This week copyright issues that pertain to football have been in the news.  Both of these sports stories also illustrate the complexities of copyright when creators of content, consumers of that same content, and potential infringers live all over the world.

The first comes from the U.S. where U.S. Immigration and Customs Enforcement’s (ICE) Homeland Security Investigations (HSI) have seized ten web domains that link to unauthorized streaming video of games from the National Football League, the National Basketball Association, the National Hockey League, World Wrestling Entertainment, and the Ultimate Fighting Championship.  In a news release from ICE HSI,  the U.S.  Attorney for the Southern District of New York stated that this action had been taken down in anticipation of the Super Bowl on February 6:  “With the Super Bowl just days away, the seizures of these infringing websites reaffirm our commitment to working with our law enforcement partners to protect copyrighted material and put the people who steal it out of business.”  The Attorney asks that the domain names of the websites be forfeited.

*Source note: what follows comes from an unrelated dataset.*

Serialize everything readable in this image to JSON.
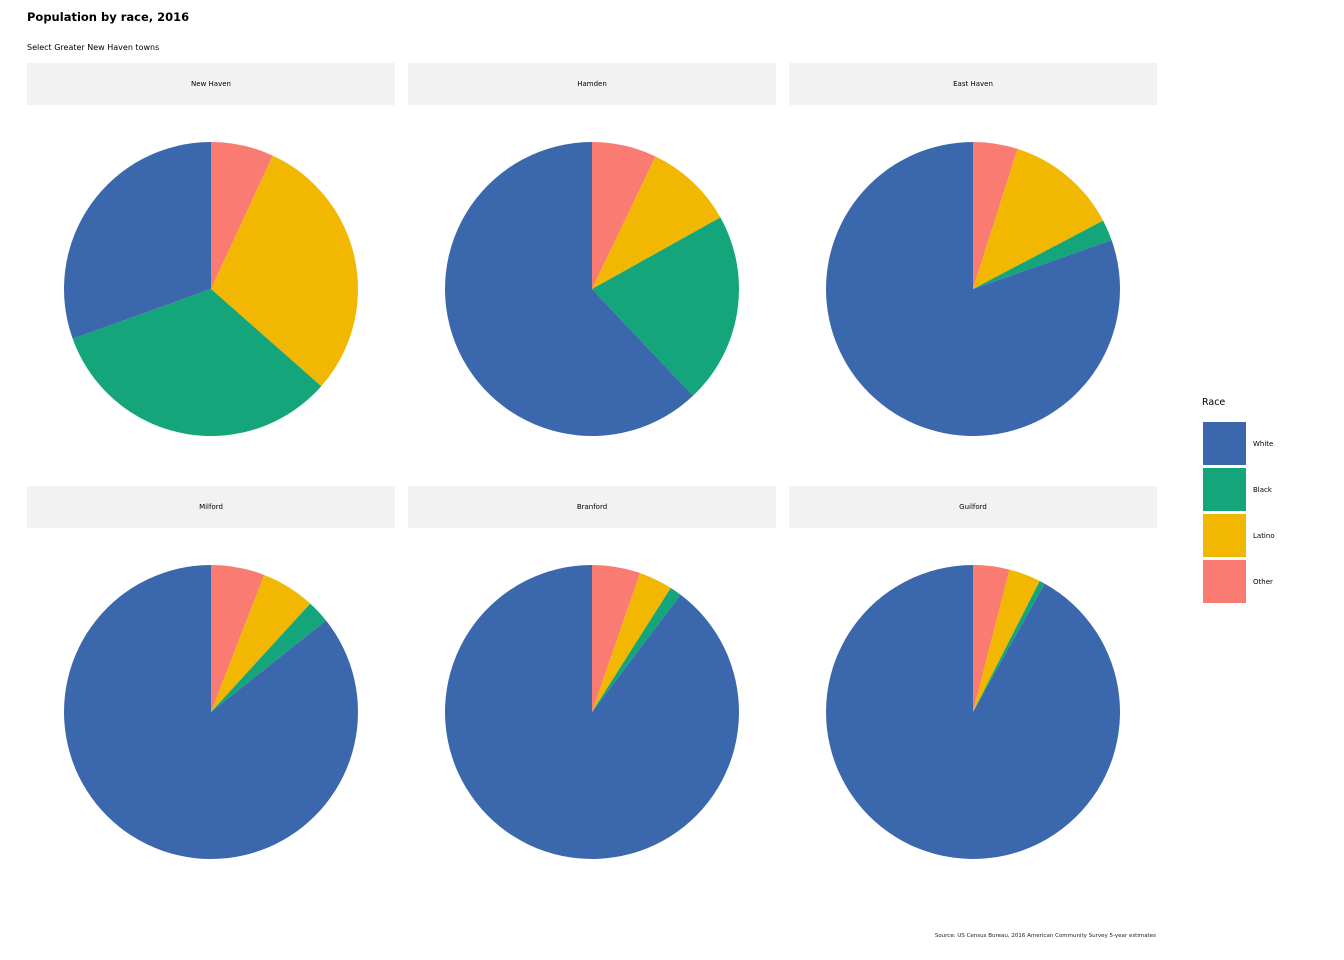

These actions have been criticized on a number of grounds, including whether the websites had committed direct, criminal copyright infringement and jurisdictional issues with regard to domains located abroad and targeted at people in other countries. 

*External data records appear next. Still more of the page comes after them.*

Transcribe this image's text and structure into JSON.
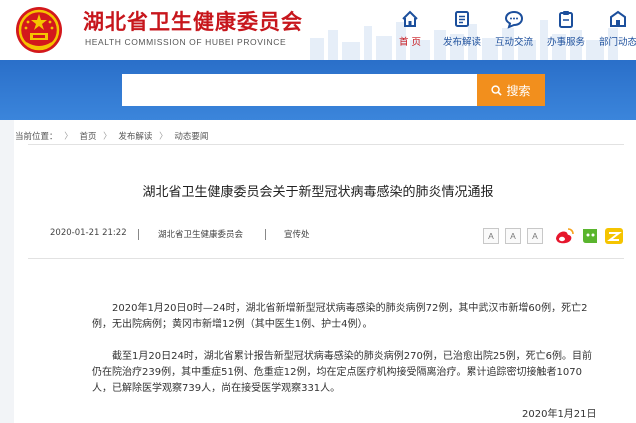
{
  "header": {
    "title": "湖北省卫生健康委员会",
    "subtitle": "HEALTH COMMISSION OF HUBEI PROVINCE",
    "nav": [
      {
        "label": "首 页",
        "icon": "home-icon",
        "active": true
      },
      {
        "label": "发布解读",
        "icon": "document-icon",
        "active": false
      },
      {
        "label": "互动交流",
        "icon": "chat-icon",
        "active": false
      },
      {
        "label": "办事服务",
        "icon": "clipboard-icon",
        "active": false
      },
      {
        "label": "部门动态",
        "icon": "building-icon",
        "active": false
      }
    ]
  },
  "search": {
    "placeholder": "",
    "button_label": "搜索"
  },
  "breadcrumb": {
    "prefix": "当前位置：",
    "items": [
      "首页",
      "发布解读",
      "动态要闻"
    ],
    "separator": "〉"
  },
  "article": {
    "title": "湖北省卫生健康委员会关于新型冠状病毒感染的肺炎情况通报",
    "datetime": "2020-01-21 21:22",
    "source": "湖北省卫生健康委员会",
    "publisher": "宣传处",
    "font_sizes": [
      "A",
      "A",
      "A"
    ],
    "paragraphs": [
      "2020年1月20日0时—24时，湖北省新增新型冠状病毒感染的肺炎病例72例，其中武汉市新增60例，死亡2例，无出院病例；黄冈市新增12例（其中医生1例、护士4例）。",
      "截至1月20日24时，湖北省累计报告新型冠状病毒感染的肺炎病例270例，已治愈出院25例，死亡6例。目前仍在院治疗239例，其中重症51例、危重症12例，均在定点医疗机构接受隔离治疗。累计追踪密切接触者1070人，已解除医学观察739人，尚在接受医学观察331人。"
    ],
    "sign_date": "2020年1月21日"
  },
  "colors": {
    "brand_red": "#c7161c",
    "nav_blue": "#1c4f9c",
    "band_blue": "#2a6fc9",
    "search_orange": "#f28f1d"
  },
  "share_icons": [
    "weibo-icon",
    "wechat-icon",
    "qzone-icon"
  ]
}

On the other side of the Atlantic ocean, football and copyright discussion in Europe has centered on pubs in the UK that use decoders to show soccer games from foreign broadcasters.  Pubs use the decoders because foreign broadcasters show popular games more cheaply that the local broadcasters.   In two related cases, the English Premier League sued a pub in Southsea, England that used a decoder, and the League also sued a business that provides the decoders in the UK.  In a non-binding opinion issued by the European Court of Justice, an advocate put forth reasons why “territorial exclusivity agreements relating to the transmission of football matches are contrary to European Union law.”  Viewers should be able to buy television broadcasts from anywhere within the 27-nation European Union.  EU courts are not bound by advocate general opinions, but often follow them.  The Guardian has pointed out that this advice and these court cases may have ramifications for other entertainment rights in Europe as well.